Heading that list are sons Rob, who is coming from his home in Australia; and Mike, who lives quite a bit closer in Murfreesboro, Tenn.; and Veda, their mother and Bob’s sweetheart dating back to their high school days in Fairfield, Ill.

Of the 232 students who live in the new hall, Veda Etheridge said, “I wish they had had a chance to know Bob. They would have liked him. He was really the students’ friend.”

Robert and Veda Etheridge came to Oxford in the summer of 1959 with 8-year-old Rob and Mike, then 5, from Michigan State. He arrived as dean of men on a campus where women lived in South Quad and men in North.

Some thought the campus would be better off if the men and women stayed as far apart as possible. Not Bob.

A progressive thinker who, according to his former staff members, was always pushing for change, he would like that the students living in his hall are benefiting from a new concept in which the traditional corridor layout has been replaced with eight, 30-resident houses. Each 15-bedroom coed house includes such student-requested features as communal living and dining room plus kitchen, multiple bathrooms and a study room.

Bob Etheridge on his bike.

Bob Etheridge enjoyed riding his bike around campus.

He’d also appreciate the indoor bike storage on the hall’s first floor, as he was often seen riding his oversized bike around campus during a time when students wouldn’t be caught dead riding a two-wheeler, Veda said.

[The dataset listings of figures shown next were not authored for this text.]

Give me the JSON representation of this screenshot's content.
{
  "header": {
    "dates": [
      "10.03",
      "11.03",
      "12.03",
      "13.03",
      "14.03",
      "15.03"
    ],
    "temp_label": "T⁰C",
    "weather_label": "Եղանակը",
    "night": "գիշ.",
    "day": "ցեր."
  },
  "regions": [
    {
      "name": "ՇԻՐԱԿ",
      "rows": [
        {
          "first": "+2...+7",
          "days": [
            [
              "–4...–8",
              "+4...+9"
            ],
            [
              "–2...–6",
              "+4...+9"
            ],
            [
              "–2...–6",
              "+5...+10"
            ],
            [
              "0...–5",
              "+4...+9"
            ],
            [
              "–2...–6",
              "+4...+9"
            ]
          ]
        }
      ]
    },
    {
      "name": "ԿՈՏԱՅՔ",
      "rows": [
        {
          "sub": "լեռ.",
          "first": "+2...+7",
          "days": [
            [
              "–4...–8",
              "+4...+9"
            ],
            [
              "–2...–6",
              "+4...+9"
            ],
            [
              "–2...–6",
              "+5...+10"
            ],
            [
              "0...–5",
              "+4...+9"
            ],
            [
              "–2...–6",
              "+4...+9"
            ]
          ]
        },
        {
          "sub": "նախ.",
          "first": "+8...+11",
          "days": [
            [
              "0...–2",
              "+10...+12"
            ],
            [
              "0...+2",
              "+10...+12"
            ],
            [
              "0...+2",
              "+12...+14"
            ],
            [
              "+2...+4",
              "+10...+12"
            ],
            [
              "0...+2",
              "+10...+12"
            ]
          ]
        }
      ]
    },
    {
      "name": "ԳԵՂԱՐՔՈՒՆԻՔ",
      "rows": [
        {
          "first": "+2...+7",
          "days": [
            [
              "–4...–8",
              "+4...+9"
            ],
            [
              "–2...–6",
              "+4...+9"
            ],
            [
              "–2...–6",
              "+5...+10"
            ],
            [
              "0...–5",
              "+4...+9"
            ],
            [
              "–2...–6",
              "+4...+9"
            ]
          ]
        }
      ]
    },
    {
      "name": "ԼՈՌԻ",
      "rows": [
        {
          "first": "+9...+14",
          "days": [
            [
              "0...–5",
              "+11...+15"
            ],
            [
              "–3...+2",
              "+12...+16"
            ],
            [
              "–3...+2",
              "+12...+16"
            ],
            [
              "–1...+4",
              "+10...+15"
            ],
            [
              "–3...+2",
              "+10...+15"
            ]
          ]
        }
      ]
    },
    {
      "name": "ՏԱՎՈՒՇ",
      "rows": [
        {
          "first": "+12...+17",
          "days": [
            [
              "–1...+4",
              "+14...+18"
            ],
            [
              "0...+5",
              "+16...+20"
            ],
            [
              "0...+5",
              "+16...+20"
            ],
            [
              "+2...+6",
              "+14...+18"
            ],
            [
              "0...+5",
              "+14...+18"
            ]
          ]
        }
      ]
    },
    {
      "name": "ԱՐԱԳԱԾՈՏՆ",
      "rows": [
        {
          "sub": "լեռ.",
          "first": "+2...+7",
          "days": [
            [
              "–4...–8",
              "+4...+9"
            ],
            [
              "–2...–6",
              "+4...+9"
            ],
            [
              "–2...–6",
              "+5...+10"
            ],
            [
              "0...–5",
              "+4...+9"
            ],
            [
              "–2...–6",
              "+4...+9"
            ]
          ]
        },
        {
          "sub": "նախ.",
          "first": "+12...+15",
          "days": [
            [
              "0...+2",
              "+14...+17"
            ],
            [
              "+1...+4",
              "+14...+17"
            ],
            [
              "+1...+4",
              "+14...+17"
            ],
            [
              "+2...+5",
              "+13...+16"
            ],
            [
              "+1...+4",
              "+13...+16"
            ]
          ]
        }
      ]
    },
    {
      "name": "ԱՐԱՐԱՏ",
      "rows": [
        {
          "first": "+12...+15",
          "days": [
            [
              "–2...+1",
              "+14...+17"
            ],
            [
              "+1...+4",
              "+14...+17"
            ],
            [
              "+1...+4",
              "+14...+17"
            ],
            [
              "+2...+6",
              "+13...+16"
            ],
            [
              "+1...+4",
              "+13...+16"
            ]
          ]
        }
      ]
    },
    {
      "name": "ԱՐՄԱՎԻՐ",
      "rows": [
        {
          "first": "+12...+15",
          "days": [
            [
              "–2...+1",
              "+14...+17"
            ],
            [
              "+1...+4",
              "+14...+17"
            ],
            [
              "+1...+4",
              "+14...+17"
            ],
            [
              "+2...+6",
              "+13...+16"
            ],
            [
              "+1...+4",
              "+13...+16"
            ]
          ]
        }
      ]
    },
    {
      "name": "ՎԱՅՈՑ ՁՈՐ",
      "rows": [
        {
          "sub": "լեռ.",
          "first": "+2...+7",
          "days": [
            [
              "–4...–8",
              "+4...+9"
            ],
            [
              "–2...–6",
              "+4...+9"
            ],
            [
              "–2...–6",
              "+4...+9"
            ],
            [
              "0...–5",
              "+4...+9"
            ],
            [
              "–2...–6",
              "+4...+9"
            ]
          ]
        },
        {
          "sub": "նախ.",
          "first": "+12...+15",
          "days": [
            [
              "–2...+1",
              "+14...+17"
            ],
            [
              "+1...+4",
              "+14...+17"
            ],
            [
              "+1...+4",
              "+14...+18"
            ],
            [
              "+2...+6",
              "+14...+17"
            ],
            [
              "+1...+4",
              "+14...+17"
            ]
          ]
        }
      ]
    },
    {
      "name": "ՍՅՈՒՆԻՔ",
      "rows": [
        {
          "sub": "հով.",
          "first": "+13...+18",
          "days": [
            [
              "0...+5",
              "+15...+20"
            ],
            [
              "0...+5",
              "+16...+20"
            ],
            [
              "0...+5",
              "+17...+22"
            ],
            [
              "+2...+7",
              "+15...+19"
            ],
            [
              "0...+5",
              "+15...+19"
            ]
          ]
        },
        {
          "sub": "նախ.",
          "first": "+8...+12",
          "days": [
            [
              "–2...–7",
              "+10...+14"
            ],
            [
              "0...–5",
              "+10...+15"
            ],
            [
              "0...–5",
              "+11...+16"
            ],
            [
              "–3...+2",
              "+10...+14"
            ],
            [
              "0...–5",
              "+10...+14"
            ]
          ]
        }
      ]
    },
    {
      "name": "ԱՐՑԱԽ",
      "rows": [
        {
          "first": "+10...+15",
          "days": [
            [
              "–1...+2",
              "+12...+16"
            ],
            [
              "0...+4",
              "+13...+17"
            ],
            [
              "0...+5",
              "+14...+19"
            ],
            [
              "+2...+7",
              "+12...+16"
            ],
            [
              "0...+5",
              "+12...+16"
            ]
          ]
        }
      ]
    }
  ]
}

In fact, the former high school football star enjoyed recreational sports immensely and pushed hard for a recreation center at Miami nearly from his first day on campus. Even though it opened five years after he retired in 1989 as Miami’s vice president for students affairs, Etheridge took tremendous pride in it.

Nothing, however, could top the pride he felt for “his” students, even during the difficult times when his position demanded he be the disciplinarian. Those times were rare, according to Veda, who still lives in Oxford.

“He loved to talk to students. Any student and anything they’d want to talk about,” she said, recalling that he was especially interested in student government.

In a memorial written after his death in 2010, one student remembered of Miami’s vice president emeritus for students affairs that he was “always unfailingly polite and respectful of what we were saying and a good listener, but I still recall fondly the way his eyebrows would rise up when he heard something ‘interesting.” The university was a better place because of him, and my life is richer for having known him.”